When the EPA finalizes pesticide tolerance actions, the ripple effects move fast — through food manufacturers, agricultural operations, pesticide registrants, and anyone responsible for FFDCA compliance. The February 27, 2026, Federal Register publication (Document No. 2026-03942) finalizes several pesticide tolerance changes stemming from FIFRA registration review decisions, including actions related to maleic hydrazide and other pesticides. If your organization handles food commodities, pesticide applications, or regulatory compliance in the agricultural supply chain, this rule has direct implications for your operations.

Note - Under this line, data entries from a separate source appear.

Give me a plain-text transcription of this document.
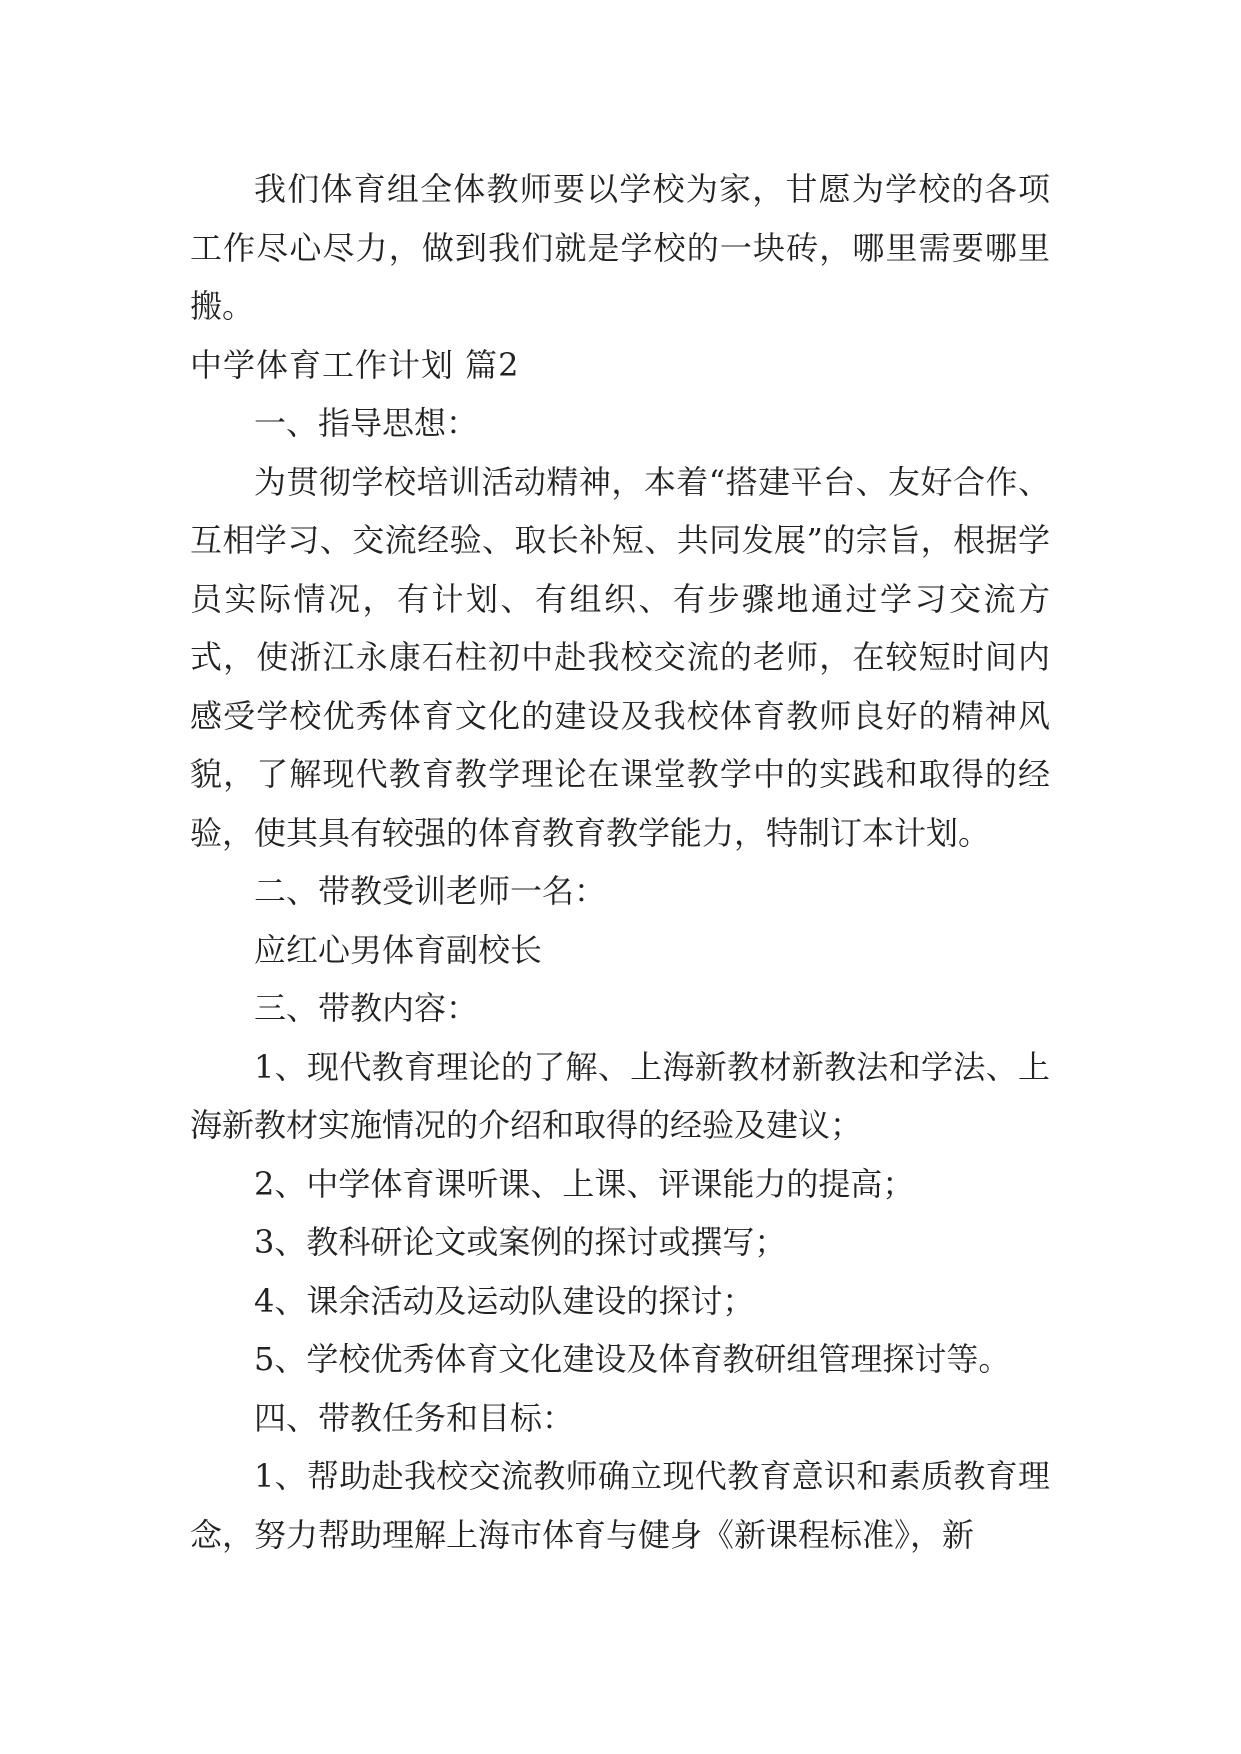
我们体育组全体教师要以学校为家，甘愿为学校的各项工作尽心尽力，做到我们就是学校的一块砖，哪里需要哪里搬。

中学体育工作计划 篇2

一、指导思想：

为贯彻学校培训活动精神，本着“搭建平台、友好合作、互相学习、交流经验、取长补短、共同发展”的宗旨，根据学员实际情况，有计划、有组织、有步骤地通过学习交流方式，使浙江永康石柱初中赴我校交流的老师，在较短时间内感受学校优秀体育文化的建设及我校体育教师良好的精神风貌，了解现代教育教学理论在课堂教学中的实践和取得的经验，使其具有较强的体育教育教学能力，特制订本计划。

二、带教受训老师一名：

应红心男体育副校长

三、带教内容：

1、现代教育理论的了解、上海新教材新教法和学法、上海新教材实施情况的介绍和取得的经验及建议；

2、中学体育课听课、上课、评课能力的提高；

3、教科研论文或案例的探讨或撰写；

4、课余活动及运动队建设的探讨；

5、学校优秀体育文化建设及体育教研组管理探讨等。

四、带教任务和目标：

1、帮助赴我校交流教师确立现代教育意识和素质教育理念，努力帮助理解上海市体育与健身《新课程标准》，新
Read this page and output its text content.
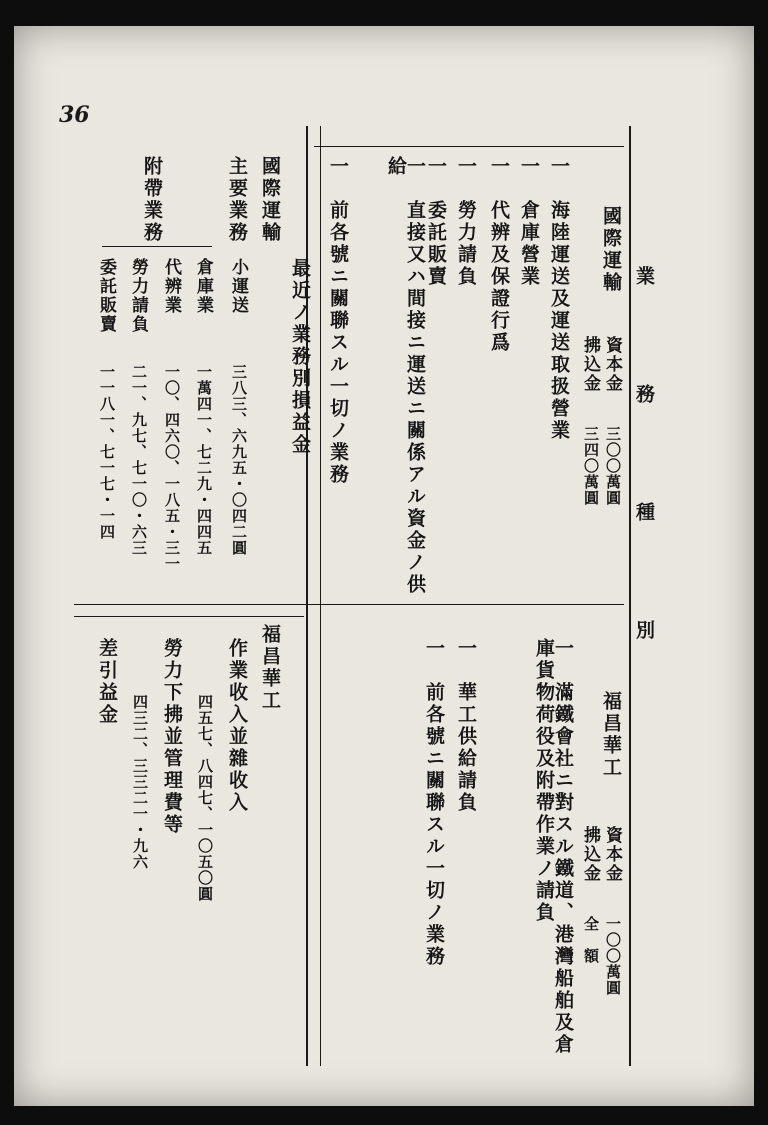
36
業　務　種　別
國際運輸
資本金
拂込金
三〇〇萬圓
三四〇萬圓
一　海陸運送及運送取扱營業
一　倉庫營業
一　代辨及保證行爲
一　勞力請負
一　委託販賣
一　直接又ハ間接ニ運送ニ關係アル資金ノ供給
一　前各號ニ關聯スル一切ノ業務
最近ノ業務別損益金
國際運輸
主要業務
小運送
三八三、六九五・〇四二圓
附帶業務
倉庫業
一萬四一、七二九・四四五
代辨業
一〇、四六〇、一八五・三一
勞力請負
二一、九七、七一〇・六三
委託販賣
一一八一、七一七・一四
福昌華工
資本金
拂込金
一〇〇萬圓
全　額
一　滿鐵會社ニ對スル鐵道、港灣船舶及倉庫貨物荷役及附帶作業ノ請負
一　華工供給請負
一　前各號ニ關聯スル一切ノ業務
福昌華工
作業收入並雜收入
四五七、八四七、一〇五〇圓
勞力下拂並管理費等
四三二、三三二一・九六
差引益金
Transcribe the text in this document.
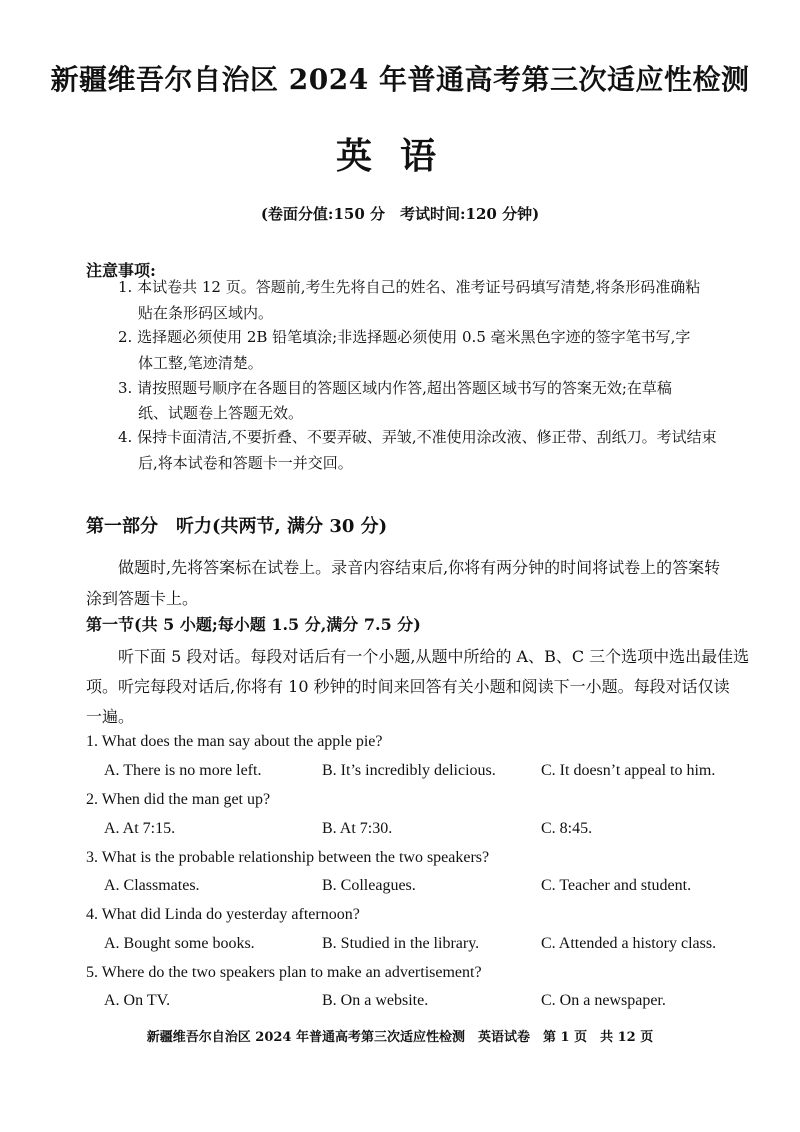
新疆维吾尔自治区 2024 年普通高考第三次适应性检测
英语
(卷面分值:150 分　考试时间:120 分钟)
注意事项:
1. 本试卷共 12 页。答题前,考生先将自己的姓名、准考证号码填写清楚,将条形码准确粘
贴在条形码区域内。
2. 选择题必须使用 2B 铅笔填涂;非选择题必须使用 0.5 毫米黑色字迹的签字笔书写,字
体工整,笔迹清楚。
3. 请按照题号顺序在各题目的答题区域内作答,超出答题区域书写的答案无效;在草稿
纸、试题卷上答题无效。
4. 保持卡面清洁,不要折叠、不要弄破、弄皱,不准使用涂改液、修正带、刮纸刀。考试结束
后,将本试卷和答题卡一并交回。
第一部分　听力(共两节, 满分 30 分)
做题时,先将答案标在试卷上。录音内容结束后,你将有两分钟的时间将试卷上的答案转
涂到答题卡上。
第一节(共 5 小题;每小题 1.5 分,满分 7.5 分)
听下面 5 段对话。每段对话后有一个小题,从题中所给的 A、B、C 三个选项中选出最佳选
项。听完每段对话后,你将有 10 秒钟的时间来回答有关小题和阅读下一小题。每段对话仅读
一遍。
1. What does the man say about the apple pie?
A. There is no more left.	B. It’s incredibly delicious.	C. It doesn’t appeal to him.
2. When did the man get up?
A. At 7:15.	B. At 7:30.	C. 8:45.
3. What is the probable relationship between the two speakers?
A. Classmates.	B. Colleagues.	C. Teacher and student.
4. What did Linda do yesterday afternoon?
A. Bought some books.	B. Studied in the library.	C. Attended a history class.
5. Where do the two speakers plan to make an advertisement?
A. On TV.	B. On a website.	C. On a newspaper.
新疆维吾尔自治区 2024 年普通高考第三次适应性检测　英语试卷　第 1 页　共 12 页
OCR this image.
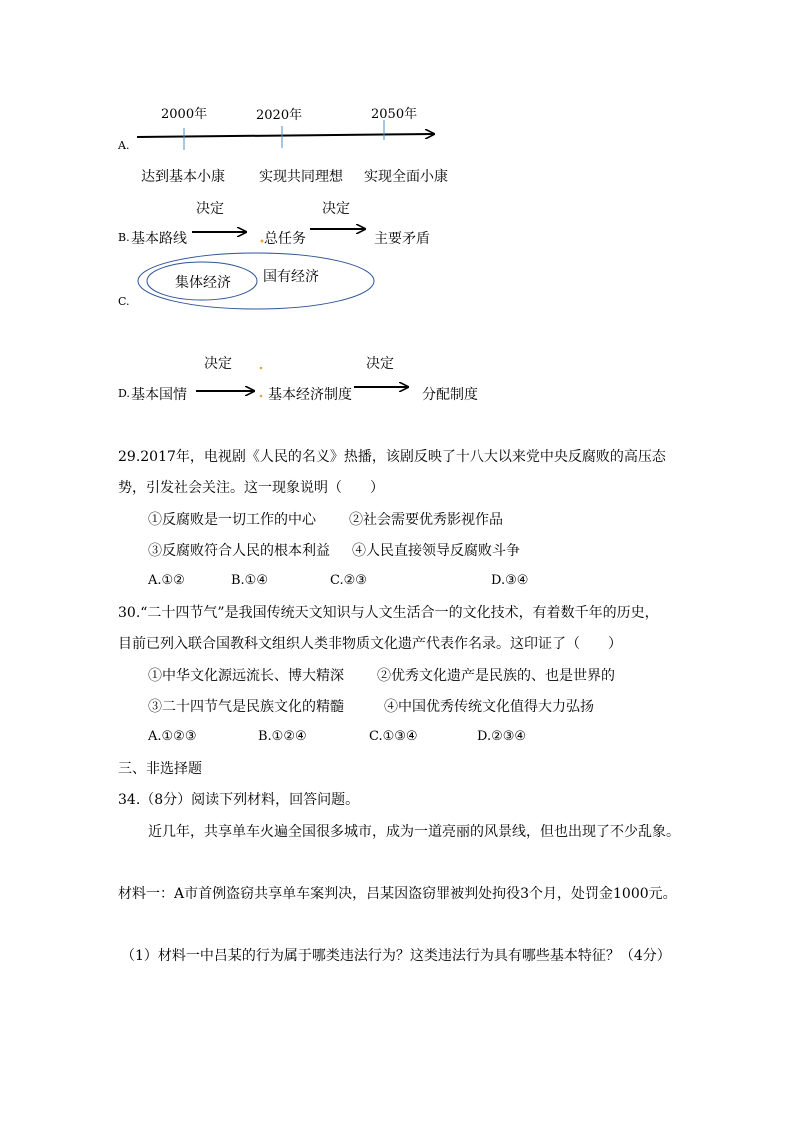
2000年	2020年	2050年
A.
达到基本小康 实现共同理想 实现全面小康
决定	决定
B. 基本路线	总任务	主要矛盾
集体经济 国有经济
C.
决定	决定
D. 基本国情	基本经济制度	分配制度
29.2017年，电视剧《人民的名义》热播，该剧反映了十八大以来党中央反腐败的高压态
势，引发社会关注。这一现象说明（　　）
①反腐败是一切工作的中心 ②社会需要优秀影视作品
③反腐败符合人民的根本利益 ④人民直接领导反腐败斗争
A.①②	B.①④	C.②③	D.③④
30.“二十四节气”是我国传统天文知识与人文生活合一的文化技术，有着数千年的历史，
目前已列入联合国教科文组织人类非物质文化遗产代表作名录。这印证了（　　）
①中华文化源远流长、博大精深 ②优秀文化遗产是民族的、也是世界的
③二十四节气是民族文化的精髓	④中国优秀传统文化值得大力弘扬
A.①②③	B.①②④	C.①③④	D.②③④
三、非选择题
34.（8分）阅读下列材料，回答问题。
近几年，共享单车火遍全国很多城市，成为一道亮丽的风景线，但也出现了不少乱象。
材料一：A市首例盗窃共享单车案判决，吕某因盗窃罪被判处拘役3个月，处罚金1000元。
（1）材料一中吕某的行为属于哪类违法行为？这类违法行为具有哪些基本特征？（4分）
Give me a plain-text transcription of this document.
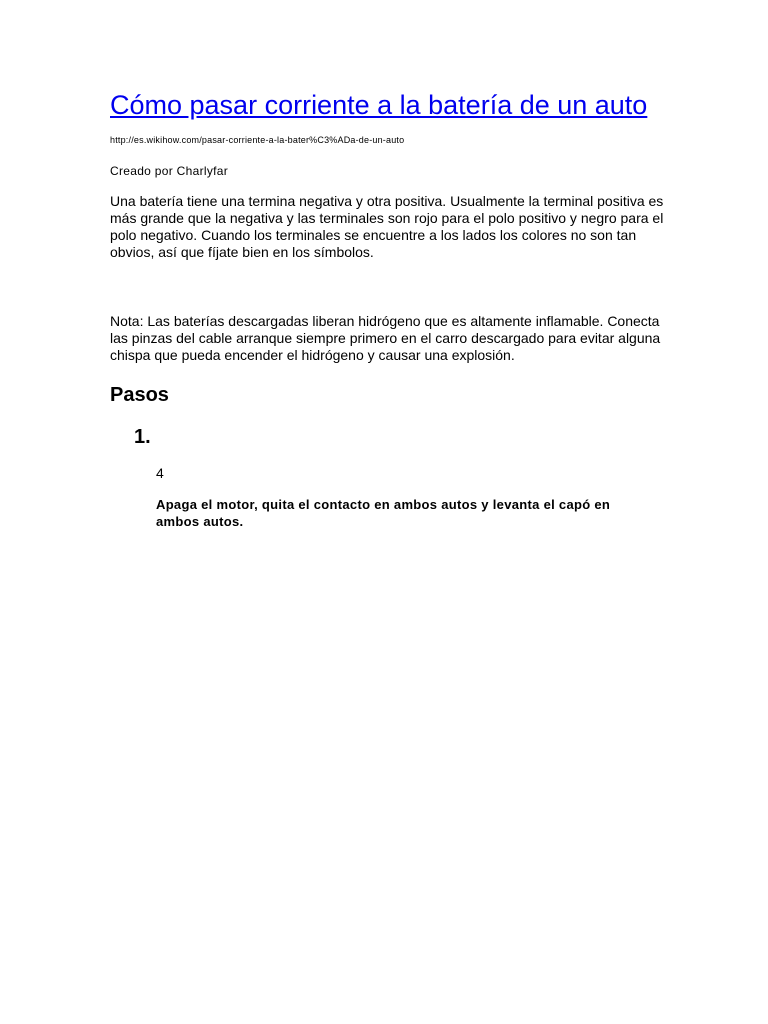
Cómo pasar corriente a la batería de un auto
http://es.wikihow.com/pasar-corriente-a-la-bater%C3%ADa-de-un-auto
Creado por Charlyfar
Una batería tiene una termina negativa y otra positiva. Usualmente la terminal positiva es más grande que la negativa y las terminales son rojo para el polo positivo y negro para el polo negativo. Cuando los terminales se encuentre a los lados los colores no son tan obvios, así que fíjate bien en los símbolos.
Nota: Las baterías descargadas liberan hidrógeno que es altamente inflamable. Conecta las pinzas del cable arranque siempre primero en el carro descargado para evitar alguna chispa que pueda encender el hidrógeno y causar una explosión.
Pasos
1.
4
Apaga el motor, quita el contacto en ambos autos y levanta el capó en ambos autos.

The core lesson here is simple: registration review is not a passive process. When EPA reviews a pesticide under FIFRA, it can — and does — revise tolerances under FFDCA as a downstream consequence. Understanding that linkage, and monitoring when those tolerance actions become final, is the difference between proactive compliance and costly enforcement exposure.
What Is a Pesticide Tolerance and Why Does It Matter?
A pesticide tolerance is the maximum residue level (MRL) of a pesticide chemical that may legally remain on or in a food commodity. Under the Federal Food, Drug, and Cosmetic Act (FFDCA), Section 408, EPA is responsible for establishing, modifying, or revoking these tolerances. The standard: the tolerance must be safe, meaning there is "a reasonable certainty that no harm will result from aggregate exposure to the pesticide chemical residue."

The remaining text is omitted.